Within the more studied Pacific oyster (Magallana gigas, formally Crassostrea gigas) system, the microbiota is emerging as a key factor in disease dynamics (Petton et al., 2015; King et al., 2019b). For example, Pacific oysters with common genetics but varying microbiota have different mortality outcomes when challenged with the viral pathogen OsHV-1 (Pathirana et al., 2019). This is possibly explained by the fact that OsHV-1 supresses Pacific oyster immunity allowing opportunistic pathogens such as Vibrio species to infect (de Lorgeril et al., 2018). If Pacific oysters contain lower levels of opportunistic pathogens in their microbiota then they are less likely to be exposed to bacterial infection post OsHV-1 infection (Petton et al., 2015; King et al., 2019c; Pathirana et al., 2019). Additionally, other studies have made links between the oyster microbiota and disease (Lokmer and Wegner, 2015; King et al., 2019d), including one study that demonstrated the progressive replacement of a benign Vibrio population in the Pacific oyster microbiota with a virulent population during a mortality outbreak (Lemire et al., 2015) and suggesting that non-virulent bacteria may facilitate the disease of virulent bacteria (Lemire et al., 2015). Given the importance of the oyster microbiota within the disease dynamics of other oyster species, we propose that shifts in the SRO microbiota might also play a role in QX disease.

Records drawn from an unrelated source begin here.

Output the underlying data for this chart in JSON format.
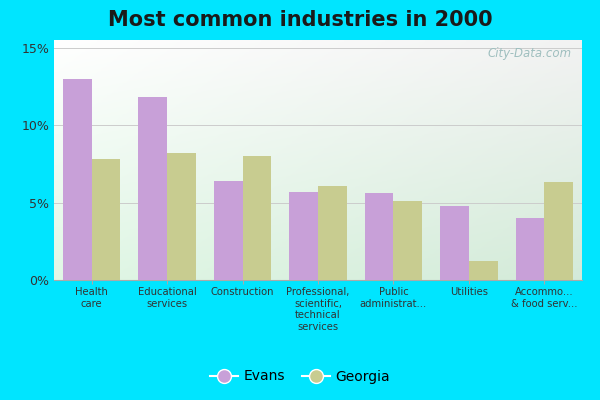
{
  "title": "Most common industries in 2000",
  "categories": [
    "Health\ncare",
    "Educational\nservices",
    "Construction",
    "Professional,\nscientific,\ntechnical\nservices",
    "Public\nadministrat...",
    "Utilities",
    "Accommo...\n& food serv..."
  ],
  "evans_values": [
    13.0,
    11.8,
    6.4,
    5.7,
    5.6,
    4.8,
    4.0
  ],
  "georgia_values": [
    7.8,
    8.2,
    8.0,
    6.1,
    5.1,
    1.2,
    6.3
  ],
  "evans_color": "#c8a0d8",
  "georgia_color": "#c8cc90",
  "ylim": [
    0,
    15.5
  ],
  "yticks": [
    0,
    5,
    10,
    15
  ],
  "ytick_labels": [
    "0%",
    "5%",
    "10%",
    "15%"
  ],
  "outer_background": "#00e5ff",
  "title_fontsize": 15,
  "bar_width": 0.38,
  "legend_evans": "Evans",
  "legend_georgia": "Georgia",
  "watermark": "City-Data.com"
}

Previously, a clone library-based approach demonstrated that the digestive gland microbiota of SROs containing sporulating M. sydneyi is significantly different from uninfected oysters, with QX infected oysters dominated by an OTU closely related to a member of the Rickettsiales (see Green and Barnes, 2010). As sporulation in the digestive gland occurs in the late stages of QX disease, it is not possible to know if this OTU emerged prior to infection or as a consequence of infection and, whether it has a role in facilitating infection or driving QX disease progression. Using 16S rRNA amplicon sequencing, we have recently shown that the SRO microbiota associated with the adductor muscle is dominated by OTUs assigned to unclassified species of the Candidatus Hepatoplasma, Endozoicomonas and Mycoplasma genera, and that the microbiota is significantly influenced by location and season (Nguyen et al., 2020). Additionally, we found that selective breeding of SROs for QX disease resistance influences the structure of the microbiota, but only in winter before the typical QX disease period (late summer or early autumn) with OTUs assigned to unclassified species of the Mycoplasma, Borrelia and Endozoicomonas genera over-represented in the QX resistant SRO microbiota and OTUs assigned to unclassified species of the Pseudoalteromonas, Vibrio, and Candidatus Hepatoplasma genera over-represented in QX sensitive SRO microbiota (Nguyen et al., 2020). During this previous work, the SROs were deployed in non-QX disease areas and only two time points (one time point each in the Austral summer and winter) were compared therefore, a more comprehensive investigation of the SRO microbiota in QX disease dynamics is warranted. Here we employed fortnightly sampling to examine temporal shifts in the SRO microbiota before and during a QX disease event.